National Drug and Alcohol Research Centre, University of New South Wales, Sydney, NSW, Australia. a.roxburghATunsw.edu.au
Med J Aust. 2011 Sep 5;195(5):280-4. doi: 10.5694/mja10.11450.
To document trends in: (i) prescribing of morphine and oxycodone; (ii) hospital separations for overdose; (iii) presentations for treatment of problems associated with these drugs; and (iv) oxycodone-related mortality data in Australia.
Cross-sectional study analysing prescriptions for morphine and oxycodone based on figures adjusted using Australian Bureau of Statistics estimated resident population and prospectively collected data from: (i) the National Hospital Morbidity Database on hospital separations primarily attributed to poisoning with opioids other than heroin ("other opioids"); (ii) the Alcohol and Other Drug Treatment National Minimum Data Set for treatment episodes where morphine or oxycodone were the primary or other drugs of concern; (iii) the National Coronial Information System on deaths where oxycodone was the underlying cause of death or a contributory factor.
Population-adjusted numbers of (i) prescriptions for morphine and oxycodone by 10-year age group, (ii) hospital separations for "other opioid" poisoning, and (iii) treatment episodes related to morphine or oxycodone; and (iv) number of oxycodone-related deaths.
Prescriptions for morphine declined, while those for oxycodone increased.
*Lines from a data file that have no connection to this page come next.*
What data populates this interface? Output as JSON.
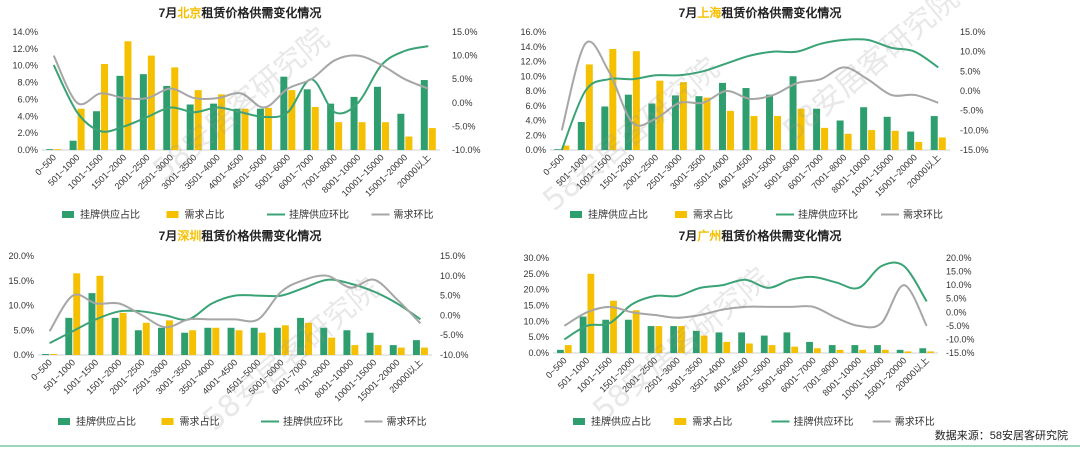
{
  "source": "数据来源：58安居客研究院",
  "watermark": "58安居客研究院",
  "colors": {
    "supply_bar": "#2e9e6f",
    "demand_bar": "#f5c000",
    "supply_line": "#3aa376",
    "demand_line": "#a6a6a6",
    "city": "#f5c000",
    "title": "#222222"
  },
  "legend": [
    "挂牌供应占比",
    "需求占比",
    "挂牌供应环比",
    "需求环比"
  ],
  "categories": [
    "0~500",
    "501~1000",
    "1001~1500",
    "1501~2000",
    "2001~2500",
    "2501~3000",
    "3001~3500",
    "3501~4000",
    "4001~4500",
    "4501~5000",
    "5001~6000",
    "6001~7000",
    "7001~8000",
    "8001~10000",
    "10001~15000",
    "15001~20000",
    "20000以上"
  ],
  "chart_data": [
    {
      "type": "bar",
      "title_prefix": "7月",
      "city": "北京",
      "title_suffix": "租赁价格供需变化情况",
      "ylim_left": [
        0,
        14
      ],
      "ylim_right": [
        -10,
        15
      ],
      "left_ticks": [
        "0.0%",
        "2.0%",
        "4.0%",
        "6.0%",
        "8.0%",
        "10.0%",
        "12.0%",
        "14.0%"
      ],
      "right_ticks": [
        "-10.0%",
        "-5.0%",
        "0.0%",
        "5.0%",
        "10.0%",
        "15.0%"
      ],
      "series": [
        {
          "name": "挂牌供应占比",
          "axis": "left",
          "values": [
            0.1,
            1.1,
            4.6,
            8.8,
            9.0,
            7.6,
            5.4,
            5.5,
            4.9,
            4.9,
            8.7,
            7.2,
            5.5,
            6.3,
            7.5,
            4.3,
            8.3
          ]
        },
        {
          "name": "需求占比",
          "axis": "left",
          "values": [
            0.1,
            4.9,
            10.2,
            12.9,
            11.2,
            9.8,
            7.1,
            6.6,
            4.9,
            5.0,
            7.1,
            5.1,
            3.3,
            3.3,
            3.3,
            1.6,
            2.6
          ]
        },
        {
          "name": "挂牌供应环比",
          "axis": "right",
          "values": [
            8,
            -2,
            -6,
            -5,
            -3,
            -1,
            -2,
            -1,
            -2,
            -3,
            -2,
            5,
            -2,
            0,
            8,
            11,
            12
          ]
        },
        {
          "name": "需求环比",
          "axis": "right",
          "values": [
            10,
            0,
            2,
            1,
            1,
            3,
            1,
            1,
            2,
            -1,
            3,
            5,
            9,
            10,
            8,
            5,
            3
          ]
        }
      ]
    },
    {
      "type": "bar",
      "title_prefix": "7月",
      "city": "上海",
      "title_suffix": "租赁价格供需变化情况",
      "ylim_left": [
        0,
        16
      ],
      "ylim_right": [
        -15,
        15
      ],
      "left_ticks": [
        "0.0%",
        "2.0%",
        "4.0%",
        "6.0%",
        "8.0%",
        "10.0%",
        "12.0%",
        "14.0%",
        "16.0%"
      ],
      "right_ticks": [
        "-15.0%",
        "-10.0%",
        "-5.0%",
        "0.0%",
        "5.0%",
        "10.0%",
        "15.0%"
      ],
      "series": [
        {
          "name": "挂牌供应占比",
          "axis": "left",
          "values": [
            0.1,
            3.8,
            5.9,
            7.5,
            6.3,
            7.4,
            7.3,
            9.1,
            8.4,
            7.5,
            10.0,
            5.6,
            4.0,
            5.8,
            4.5,
            2.5,
            4.6
          ]
        },
        {
          "name": "需求占比",
          "axis": "left",
          "values": [
            0.6,
            11.6,
            13.7,
            13.4,
            9.4,
            9.2,
            7.1,
            5.3,
            4.6,
            4.6,
            5.6,
            3.0,
            2.2,
            2.7,
            2.6,
            1.1,
            1.7
          ]
        },
        {
          "name": "挂牌供应环比",
          "axis": "right",
          "values": [
            -15,
            0,
            3,
            3,
            4,
            4,
            5,
            7,
            9,
            10,
            10,
            12,
            13,
            13,
            11,
            10,
            6
          ]
        },
        {
          "name": "需求环比",
          "axis": "right",
          "values": [
            -10,
            12,
            5,
            -8,
            -7,
            -3,
            -3,
            0,
            -2,
            -1,
            2,
            3,
            6,
            3,
            -1,
            -1,
            -3
          ]
        }
      ]
    },
    {
      "type": "bar",
      "title_prefix": "7月",
      "city": "深圳",
      "title_suffix": "租赁价格供需变化情况",
      "ylim_left": [
        0,
        20
      ],
      "ylim_right": [
        -10,
        15
      ],
      "left_ticks": [
        "0.0%",
        "5.0%",
        "10.0%",
        "15.0%",
        "20.0%"
      ],
      "right_ticks": [
        "-10.0%",
        "-5.0%",
        "0.0%",
        "5.0%",
        "10.0%",
        "15.0%"
      ],
      "series": [
        {
          "name": "挂牌供应占比",
          "axis": "left",
          "values": [
            0.2,
            7.5,
            12.5,
            7.5,
            5.0,
            5.5,
            4.5,
            5.5,
            5.5,
            5.5,
            5.5,
            7.5,
            5.5,
            5.0,
            4.5,
            2.0,
            3.0
          ]
        },
        {
          "name": "需求占比",
          "axis": "left",
          "values": [
            0.2,
            16.5,
            16.0,
            8.5,
            6.5,
            7.0,
            5.0,
            5.5,
            5.0,
            4.5,
            6.0,
            6.5,
            3.5,
            2.0,
            2.0,
            1.5,
            1.5
          ]
        },
        {
          "name": "挂牌供应环比",
          "axis": "right",
          "values": [
            -7,
            -4,
            -1,
            1,
            1,
            0,
            -1,
            3,
            5,
            5,
            5,
            7,
            9,
            8,
            6,
            3,
            -1
          ]
        },
        {
          "name": "需求环比",
          "axis": "right",
          "values": [
            -4,
            5,
            3,
            3,
            0,
            -3,
            -1,
            -1,
            -1,
            -1,
            6,
            9,
            10,
            7,
            9,
            4,
            -2
          ]
        }
      ]
    },
    {
      "type": "bar",
      "title_prefix": "7月",
      "city": "广州",
      "title_suffix": "租赁价格供需变化情况",
      "ylim_left": [
        0,
        30
      ],
      "ylim_right": [
        -15,
        20
      ],
      "left_ticks": [
        "0.0%",
        "5.0%",
        "10.0%",
        "15.0%",
        "20.0%",
        "25.0%",
        "30.0%"
      ],
      "right_ticks": [
        "-15.0%",
        "-10.0%",
        "-5.0%",
        "0.0%",
        "5.0%",
        "10.0%",
        "15.0%",
        "20.0%"
      ],
      "series": [
        {
          "name": "挂牌供应占比",
          "axis": "left",
          "values": [
            1.0,
            11.5,
            10.5,
            10.5,
            8.5,
            8.5,
            7.0,
            6.5,
            6.5,
            5.5,
            6.5,
            3.5,
            2.5,
            2.5,
            2.5,
            1.0,
            1.5
          ]
        },
        {
          "name": "需求占比",
          "axis": "left",
          "values": [
            2.5,
            25.0,
            16.5,
            13.5,
            8.5,
            8.5,
            5.5,
            3.5,
            3.0,
            2.5,
            2.0,
            1.5,
            1.0,
            1.0,
            1.0,
            0.5,
            0.5
          ]
        },
        {
          "name": "挂牌供应环比",
          "axis": "right",
          "values": [
            -10,
            -5,
            -4,
            3,
            6,
            6,
            9,
            10,
            12,
            9,
            12,
            13,
            11,
            9,
            17,
            17,
            4
          ]
        },
        {
          "name": "需求环比",
          "axis": "right",
          "values": [
            -5,
            0,
            2,
            0,
            -1,
            -2,
            -1,
            1,
            2,
            2,
            2,
            2,
            -2,
            -5,
            -4,
            10,
            -5
          ]
        }
      ]
    }
  ]
}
Prescriptions for both were highest among older Australians. Hospital separations for "other opioid" poisoning doubled between the financial years 2005-06 and 2006-07. Treatment episodes for morphine remained stable, while those for oxycodone increased. There were 465 oxycodone-related deaths recorded during 2001-2009.
Oxycodone prescriptions in Australia have increased, particularly among older Australians. The increase may, in part, reflect appropriate prescribing for pain among an ageing population. However we are unable to differentiate non-medical use from appropriate prescribing from this data. In comparison to heroin, the morbidity and mortality associated with oxycodone is relatively low in Australia. There is a continued need for comprehensive training of general practitioners in assessing patients with chronic non-malignant pain and prescribing of opioids for these patients, to minimise the potential for harms associated with use of these medications.
记录以下方面的趋势:(i)吗啡和羟考酮的处方;(ii)因过量用药而住院的人数;(iii)因这些药物相关问题而就诊治疗的人数;以及(iv)澳大利亚与羟考酮相关的死亡率数据。
本研究采用横断面研究,根据澳大利亚统计局估计的居民人口数对吗啡和羟考酮的处方数据进行了调整,并利用以下数据进行了分析:(i)国家医院发病率数据库中主要归因于除海洛因以外的阿片类药物(“其他阿片类药物”)中毒的住院分离数据;(ii)酒精和其他药物治疗国家最低数据集中,吗啡或羟考酮是主要药物或其他关注药物的治疗病例;(iii)国家验尸信息系统中,羟考酮是根本死因或促成因素的死亡数据。
(i)10 岁年龄组的吗啡和羟考酮处方人数、(ii)因“其他阿片类药物”中毒而住院的人数、(iii)与吗啡或羟考酮相关的治疗病例;以及(iv)羟考酮相关的死亡人数。
吗啡的处方数量下降,而羟考酮的处方数量增加。这两种药物的处方数量在年龄较大的澳大利亚人中最高。2005-06 财政年度至 2006-07 财政年度期间,因“其他阿片类药物”中毒而住院的人数增加了一倍。吗啡的治疗病例保持稳定,而羟考酮的治疗病例增加。在 2001-2009 年期间记录了 465 例羟考酮相关死亡病例。
澳大利亚的羟考酮处方数量增加,尤其是在年龄较大的澳大利亚人中。这种增加可能部分反映了人口老龄化导致的疼痛治疗的适当处方。然而,我们无法从这些数据中区分非医疗用途和适当的处方。与海洛因相比,在澳大利亚,与羟考酮相关的发病率和死亡率相对较低。因此,仍需要对全科医生进行全面培训,以评估患有慢性非恶性疼痛的患者,并为这些患者开具阿片类药物,以最大程度地减少与使用这些药物相关的潜在危害。